MIAMI — Scientists have created an AI model that forecasts moderate heat stress — a major precursor to coral bleaching — at sites along Florida's Coral Reef up to six weeks ahead, with predictions generally accurate within one week.
The study presents a site-specific, explainable machine-learning framework to support coral scientists and restoration practitioners with local reef management and emergency response planning.
"This model gives coral scientists and resource managers advance notice of whether heat stress is likely to occur in a season — and, more importantly, the week it is most likely to begin," said lead author Marybeth Arcodia of the University of Miami Rosenstiel School of Marine, Atmospheric, and Earth Science. Arcodia holds a dual appointment within the Department of Atmospheric Sciences and the Frost Institute for Data Science and Computing. "Through explainable AI, we can also identify the environmental factors driving those predictions at each reef site."
"Our model identifies potential factors that influence thermal stress at a given reef site," said Richard Karp, a co-author and post-doctoral research associate at the Rosenstiel School's Cooperative Institute for Marine and Atmospheric Studies, "This information gives managers an opportunity to identify trigger points in emergency action plans, which can support planning and response decisions."
The research team combined atmospheric science, coral ecology, and data science to build a prediction tool tailored to Florida's Coral Reef.
Localized AI predictions on actionable timescales
Using an XGBoost machine-learning model, the team forecast the onset of moderate coral heat stress at three reef sites using environmental data from 1985–2024. Inputs included accumulated and instantaneous heat-stress metrics, sea-surface temperature anomalies, air temperature, winds, solar radiation, and indicators of Loop Current and El Niño conditions, drawing on NOAA Coral Reef Watch and other public datasets.
"Our prediction system produced skillful forecasts up to six weeks in advance, and in most cases it was accurate to within about one week of when heat stress actually began," said Karp. "It also outperformed two benchmark approaches — a multiple logistic regression model and a frequency-based method — both in predicting whether heat stress would occur and in identifying when it would start."
The researchers also applied explainable AI techniques using SHAP, a method that shows which environmental factors most strongly influence each prediction to understand how the drivers of heat stress differ by reef site and by forecast lead time.
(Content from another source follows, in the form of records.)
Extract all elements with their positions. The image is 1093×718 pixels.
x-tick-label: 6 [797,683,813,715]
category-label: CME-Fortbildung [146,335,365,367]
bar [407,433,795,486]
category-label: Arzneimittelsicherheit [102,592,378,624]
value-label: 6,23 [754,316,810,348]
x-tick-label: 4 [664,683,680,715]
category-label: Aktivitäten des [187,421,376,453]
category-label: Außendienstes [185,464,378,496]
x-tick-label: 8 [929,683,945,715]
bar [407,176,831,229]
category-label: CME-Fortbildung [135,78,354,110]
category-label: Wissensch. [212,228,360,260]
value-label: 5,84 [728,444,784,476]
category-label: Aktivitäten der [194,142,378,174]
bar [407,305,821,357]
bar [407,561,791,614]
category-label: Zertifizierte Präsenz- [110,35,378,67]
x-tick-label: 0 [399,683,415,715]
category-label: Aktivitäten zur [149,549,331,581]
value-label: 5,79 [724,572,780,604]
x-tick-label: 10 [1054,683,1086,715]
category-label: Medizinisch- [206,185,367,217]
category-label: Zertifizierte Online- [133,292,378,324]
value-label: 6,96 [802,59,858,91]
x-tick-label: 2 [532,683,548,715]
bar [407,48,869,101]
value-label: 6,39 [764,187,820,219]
Surface air temperature consistently ranked among the most important predictors, while other key environmental factors varied by site and lead time, underscoring the value of localized prediction.
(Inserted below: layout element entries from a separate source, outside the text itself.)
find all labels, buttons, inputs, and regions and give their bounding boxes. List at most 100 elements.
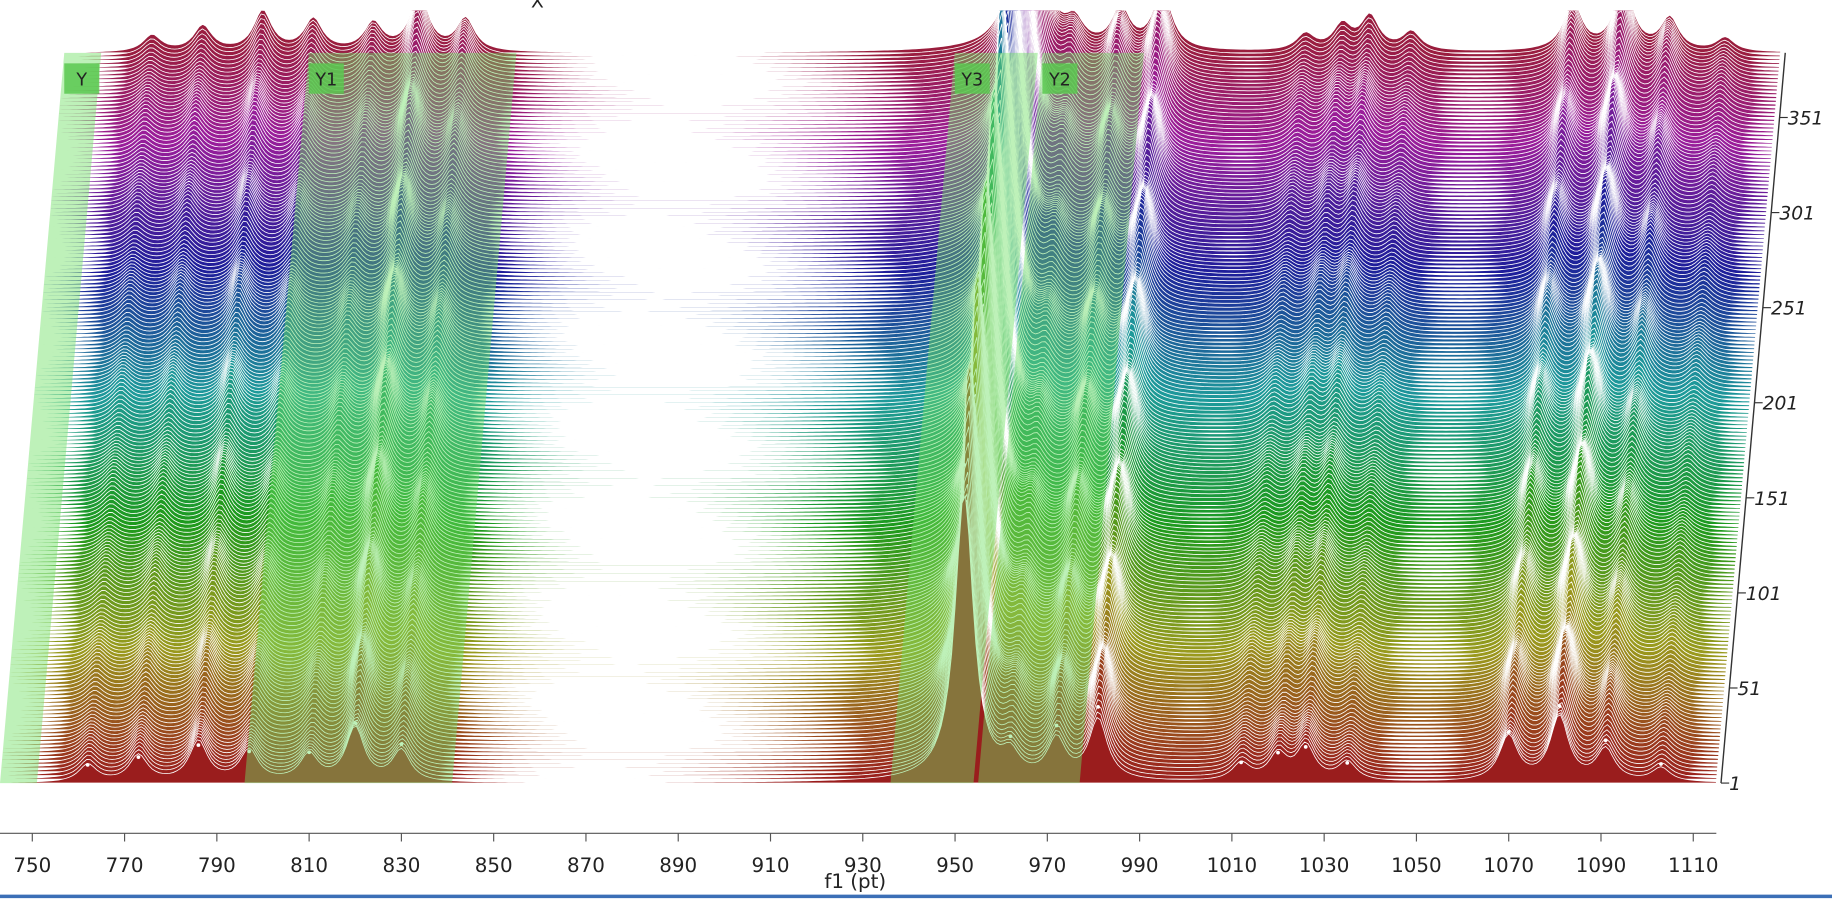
spectrum-trace xyxy=(10,368,1728,662)
peak-apex xyxy=(1506,730,1511,734)
peak-apex xyxy=(962,462,967,467)
region xyxy=(890,52,1038,784)
spectrum-trace xyxy=(3,382,1722,735)
spectrum-trace xyxy=(27,113,1746,461)
spectrum-trace xyxy=(8,411,1726,681)
y-tick-label: 151 xyxy=(1754,489,1790,510)
x-tick-label: 870 xyxy=(567,854,605,877)
traces xyxy=(0,10,1782,784)
peak-apex xyxy=(1054,723,1059,728)
spectrum-trace xyxy=(24,221,1742,506)
spectrum-trace xyxy=(16,318,1734,594)
peak-apex xyxy=(1659,762,1663,766)
spectrum-trace xyxy=(0,499,1719,769)
region-label-box xyxy=(64,63,100,94)
spectrum-trace xyxy=(6,378,1724,704)
spectrum-trace xyxy=(2,457,1720,754)
peak-apex xyxy=(399,742,404,746)
spectrum-trace xyxy=(7,400,1725,693)
peak-apex xyxy=(1096,704,1100,709)
spectrum-trace xyxy=(29,86,1747,449)
x-tick-label: 810 xyxy=(290,854,328,877)
spectrum-trace xyxy=(15,301,1733,605)
spectrum-trace xyxy=(42,10,1760,297)
x-tick-label: 890 xyxy=(659,854,697,877)
spectrum-trace xyxy=(22,178,1740,529)
y-axis-line xyxy=(1720,52,1786,784)
spectrum-trace xyxy=(17,303,1735,579)
spectrum-trace xyxy=(1,493,1719,765)
spectrum-trace xyxy=(40,43,1758,316)
spectrum-trace xyxy=(31,107,1749,426)
x-tick-label: 970 xyxy=(1028,854,1066,877)
spectrum-trace xyxy=(2,442,1720,750)
spectrum-trace xyxy=(30,86,1748,438)
spectrum-trace xyxy=(41,43,1759,312)
spectrum-trace xyxy=(10,353,1728,658)
spectrum-trace xyxy=(23,208,1741,514)
spectrum-trace xyxy=(1,483,1719,761)
peak-apex xyxy=(1276,750,1280,755)
region-label-box xyxy=(308,63,344,94)
spectrum-trace xyxy=(5,358,1723,719)
spectrum-trace xyxy=(24,227,1742,499)
peak-apex xyxy=(353,721,358,725)
spectrum-trace xyxy=(9,382,1728,666)
spectrum-trace xyxy=(1,471,1720,757)
x-tick-label: 1090 xyxy=(1576,854,1627,877)
spectrum-trace xyxy=(30,91,1748,434)
peak-apex xyxy=(1603,738,1608,743)
spectrum-trace xyxy=(27,127,1745,465)
region-label: Y xyxy=(75,71,87,91)
x-tick-label: 930 xyxy=(844,854,882,877)
spectrum-trace xyxy=(0,495,1717,784)
spectrum-trace xyxy=(27,158,1745,472)
spectrum-trace xyxy=(14,285,1732,613)
x-tick-label: 830 xyxy=(382,854,420,877)
annotation: X xyxy=(531,0,544,12)
spectrum-trace xyxy=(25,202,1744,483)
spectrum-trace xyxy=(32,128,1750,415)
x-tick-label: 990 xyxy=(1121,854,1159,877)
spectrum-trace xyxy=(22,191,1740,522)
spectrum-trace xyxy=(29,83,1747,446)
spectrum-trace xyxy=(39,30,1757,328)
y-tick-label: 101 xyxy=(1746,584,1782,605)
spectrum-trace xyxy=(42,10,1760,293)
spectrum-trace xyxy=(12,281,1730,639)
spectrum-trace xyxy=(28,92,1746,453)
region-label: Y3 xyxy=(960,71,983,91)
spectrum-trace xyxy=(8,409,1726,685)
region-label: Y2 xyxy=(1048,71,1071,91)
spectrum-trace xyxy=(23,216,1741,510)
spectrum-trace xyxy=(58,10,1776,111)
spectrum-trace xyxy=(29,83,1747,442)
spectrum-trace xyxy=(7,395,1725,696)
spectrum-trace xyxy=(40,40,1758,320)
x-axis-label: f1 (pt) xyxy=(824,870,886,893)
x-tick-label: 910 xyxy=(752,854,790,877)
spectrum-trace xyxy=(19,231,1737,560)
spectrum-trace xyxy=(0,499,1718,780)
spectrum-trace xyxy=(0,501,1718,776)
x-tick-label: 1010 xyxy=(1207,854,1258,877)
spectrum-trace xyxy=(15,293,1733,609)
spectrum-trace xyxy=(26,189,1744,480)
spectrum-trace xyxy=(21,175,1739,533)
spectrum-trace xyxy=(16,319,1734,590)
y-tick-label: 51 xyxy=(1738,679,1762,700)
y-tick-label: 1 xyxy=(1729,774,1741,795)
spectrum-trace xyxy=(4,360,1723,723)
peak-apex xyxy=(85,763,90,767)
peak-apex xyxy=(1239,760,1243,765)
spectrum-trace xyxy=(34,85,1752,385)
spectrum-trace xyxy=(25,221,1743,491)
spectrum-trace xyxy=(33,134,1751,404)
spectrum-trace xyxy=(42,22,1760,301)
spectrum-trace xyxy=(35,53,1753,377)
spectrum-trace xyxy=(4,364,1722,727)
spectrum-trace xyxy=(3,410,1721,742)
spectrum-trace xyxy=(22,184,1740,525)
spectrum-trace xyxy=(58,10,1776,115)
"These insights are delivered on timescales when management actions are still possible," Karp added. "They help prioritize monitoring, inform when to initiate emergency actions, and guide where resources are most effectively targeted."
Actionable forecasts to support proactive reef conservation
Florida and Caribbean reefs are experiencing increasingly frequent and severe heat-stress events and bleaching—including the record-breaking 2023 marine heatwave—heightening the need for site-level early-warning tools.
The authors emphasize that the new AI framework is intended to complement not replace existing operational systems such as NOAA Coral Reef Watch, by adding a localized, season-by-season timing signal for heat-stress onset.
The study, "An explainable machine learning prediction system for early warning of heat stress on Florida's Coral Reef,"was published open access in Environmental Research Communications on December 16, 2025.
The study was completed over a two-year period from conceptualization to publication. Funding was provided by the Regional and Global Model Analysis program area of the U.S. Department of Energy's Office of Biological and Environmental Research as part of PCMDI, and by NOAA grants #NA19OAR4590151 and #NA24OARX431C0022, and by NOAA Coral Reef Conservation Program grants #31476 and #31640.
Authors include Marybeth C. Arcodia from the University of Miami Rosenstiel School of Marine, Atmospheric, and Earth Science and the University of Miami Frost Institute for Data Science, Richard Karp, from the Rosenstiel School's Cooperative Institute for Marine and Atmospheric Studies, and Elizabeth A. Barnes from the Department of Atmospheric Science, University of Colorado.